Discussions on Two Major Problems in Computation and Contradiction

Abstract

Russell's paradox shows that the set of all sets does not exist, which gives an example of set theoretical paradox. To resolve a version of this paradox, Russell proposed a theory of types, and then the type hierarchy to infinity appeared in the resolution of the paradox. Victor gave a solution to remove the infinite type hierarchy by  proposing his Duality Principle, which not only can solve Russell's paradox, but also can solve the Liar's paradox. In this paper, I contend the completeness of meanings in Duality Principle.

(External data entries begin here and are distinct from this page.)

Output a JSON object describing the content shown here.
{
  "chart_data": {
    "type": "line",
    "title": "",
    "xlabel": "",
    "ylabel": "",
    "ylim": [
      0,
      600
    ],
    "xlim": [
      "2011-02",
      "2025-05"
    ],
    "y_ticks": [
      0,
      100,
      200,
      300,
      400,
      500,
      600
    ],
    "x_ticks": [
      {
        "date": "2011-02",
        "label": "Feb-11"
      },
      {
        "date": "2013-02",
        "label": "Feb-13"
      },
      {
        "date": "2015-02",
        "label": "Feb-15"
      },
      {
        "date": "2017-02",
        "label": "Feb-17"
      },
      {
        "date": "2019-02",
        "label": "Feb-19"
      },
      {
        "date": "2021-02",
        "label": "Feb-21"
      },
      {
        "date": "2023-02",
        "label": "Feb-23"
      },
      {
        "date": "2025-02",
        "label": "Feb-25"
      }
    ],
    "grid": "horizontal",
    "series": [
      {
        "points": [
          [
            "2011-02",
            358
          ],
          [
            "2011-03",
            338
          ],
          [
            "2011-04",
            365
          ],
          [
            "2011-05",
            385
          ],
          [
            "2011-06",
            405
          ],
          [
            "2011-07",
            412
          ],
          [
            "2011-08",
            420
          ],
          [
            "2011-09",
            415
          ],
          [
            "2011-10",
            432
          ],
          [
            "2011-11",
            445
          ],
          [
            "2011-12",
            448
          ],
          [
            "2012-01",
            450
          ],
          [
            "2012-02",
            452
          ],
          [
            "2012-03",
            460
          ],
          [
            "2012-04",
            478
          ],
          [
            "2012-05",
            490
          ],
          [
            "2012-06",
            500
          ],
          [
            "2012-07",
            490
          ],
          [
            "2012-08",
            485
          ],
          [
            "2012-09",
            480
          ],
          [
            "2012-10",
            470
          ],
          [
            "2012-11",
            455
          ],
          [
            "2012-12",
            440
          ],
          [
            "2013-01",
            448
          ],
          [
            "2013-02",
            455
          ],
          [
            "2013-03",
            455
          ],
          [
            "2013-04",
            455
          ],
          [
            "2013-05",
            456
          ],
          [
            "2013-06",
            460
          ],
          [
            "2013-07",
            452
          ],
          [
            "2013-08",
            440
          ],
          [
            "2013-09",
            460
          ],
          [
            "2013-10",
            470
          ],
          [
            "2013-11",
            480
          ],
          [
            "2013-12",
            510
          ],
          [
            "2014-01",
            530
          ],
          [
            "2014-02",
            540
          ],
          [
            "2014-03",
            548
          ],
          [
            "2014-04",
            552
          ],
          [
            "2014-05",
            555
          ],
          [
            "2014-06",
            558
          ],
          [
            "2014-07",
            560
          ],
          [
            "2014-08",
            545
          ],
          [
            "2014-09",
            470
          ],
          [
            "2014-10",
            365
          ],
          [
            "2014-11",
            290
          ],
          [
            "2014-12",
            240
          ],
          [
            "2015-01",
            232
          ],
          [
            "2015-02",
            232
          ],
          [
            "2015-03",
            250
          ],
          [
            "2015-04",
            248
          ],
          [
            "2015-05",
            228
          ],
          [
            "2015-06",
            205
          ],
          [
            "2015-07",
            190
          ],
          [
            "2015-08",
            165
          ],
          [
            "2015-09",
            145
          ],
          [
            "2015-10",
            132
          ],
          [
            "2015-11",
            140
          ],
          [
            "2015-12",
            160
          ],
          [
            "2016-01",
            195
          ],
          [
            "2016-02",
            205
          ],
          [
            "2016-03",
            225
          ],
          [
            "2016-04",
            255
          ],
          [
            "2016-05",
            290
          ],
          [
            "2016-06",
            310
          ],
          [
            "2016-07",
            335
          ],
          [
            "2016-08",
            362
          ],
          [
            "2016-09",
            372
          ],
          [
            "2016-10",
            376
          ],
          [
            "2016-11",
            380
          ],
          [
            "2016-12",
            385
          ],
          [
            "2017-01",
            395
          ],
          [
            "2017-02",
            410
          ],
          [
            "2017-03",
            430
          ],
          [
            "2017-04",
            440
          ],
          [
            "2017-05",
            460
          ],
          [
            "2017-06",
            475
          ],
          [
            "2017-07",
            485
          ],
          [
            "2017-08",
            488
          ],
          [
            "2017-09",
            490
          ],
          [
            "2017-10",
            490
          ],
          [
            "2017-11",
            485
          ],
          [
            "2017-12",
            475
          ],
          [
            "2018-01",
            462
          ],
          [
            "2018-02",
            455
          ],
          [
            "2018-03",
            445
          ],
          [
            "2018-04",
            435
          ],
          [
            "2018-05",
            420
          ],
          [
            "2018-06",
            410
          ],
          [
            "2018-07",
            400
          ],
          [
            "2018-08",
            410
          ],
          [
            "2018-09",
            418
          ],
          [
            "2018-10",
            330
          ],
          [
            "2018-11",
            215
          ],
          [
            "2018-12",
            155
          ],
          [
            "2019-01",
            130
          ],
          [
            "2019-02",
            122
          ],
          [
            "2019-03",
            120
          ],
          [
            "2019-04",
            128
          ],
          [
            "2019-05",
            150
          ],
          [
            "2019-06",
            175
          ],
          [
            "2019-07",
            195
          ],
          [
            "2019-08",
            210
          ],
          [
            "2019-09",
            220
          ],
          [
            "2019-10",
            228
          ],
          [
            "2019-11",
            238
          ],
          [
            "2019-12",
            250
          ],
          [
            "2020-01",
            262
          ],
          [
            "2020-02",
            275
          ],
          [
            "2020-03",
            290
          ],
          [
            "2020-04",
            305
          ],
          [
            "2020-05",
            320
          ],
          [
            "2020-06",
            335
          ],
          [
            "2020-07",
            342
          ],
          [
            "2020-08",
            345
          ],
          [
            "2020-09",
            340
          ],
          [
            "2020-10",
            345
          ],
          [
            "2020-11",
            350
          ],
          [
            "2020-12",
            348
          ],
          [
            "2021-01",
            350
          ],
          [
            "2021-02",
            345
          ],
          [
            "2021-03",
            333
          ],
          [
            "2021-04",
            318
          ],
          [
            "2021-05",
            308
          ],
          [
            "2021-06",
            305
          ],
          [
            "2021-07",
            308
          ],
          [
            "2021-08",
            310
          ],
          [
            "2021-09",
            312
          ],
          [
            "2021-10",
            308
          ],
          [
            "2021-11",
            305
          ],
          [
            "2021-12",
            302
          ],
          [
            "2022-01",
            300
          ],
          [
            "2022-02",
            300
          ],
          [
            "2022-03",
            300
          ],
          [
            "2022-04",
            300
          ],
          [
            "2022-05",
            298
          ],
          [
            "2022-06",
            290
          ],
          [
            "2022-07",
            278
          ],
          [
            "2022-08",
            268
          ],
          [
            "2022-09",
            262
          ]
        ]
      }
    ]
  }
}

Firstly, in solving the Russell's paradox, I assert that the complete meaning of a set should contain Miscellaneous Sets such as A={a,{b}}, in addition to Pure Sets {a,b,c} and Set of Sets {{a},{{b},c}}. And this will require solution of Russel's paradox by Duality principle change its disjunction condition to have 3 conditions. i.e A set is either a Pure Set, or a Set of Sets, or a Miscellaneous Set. Then his original solution can not follow these new conditions of the Duality Principle. Secondly, in resolving the Liar's paradox by Victor's Duality Principle, I argue that the completeness of meaning of a statement, in addition to {a statement, a statement about statements}, there should be also { a statement about (statement about statements) }. It means that the original meaning of a statement is incomplete, there are more meanings of a statement such that it is a complete set of meanings. However, this will push us to Russell's infinite type hierarchy which Victor tried to avoid. Therefore, I myself would like to give the meaning of a statement in Liar's paradox as a Boolean function, which in turn renders the Dialetheism.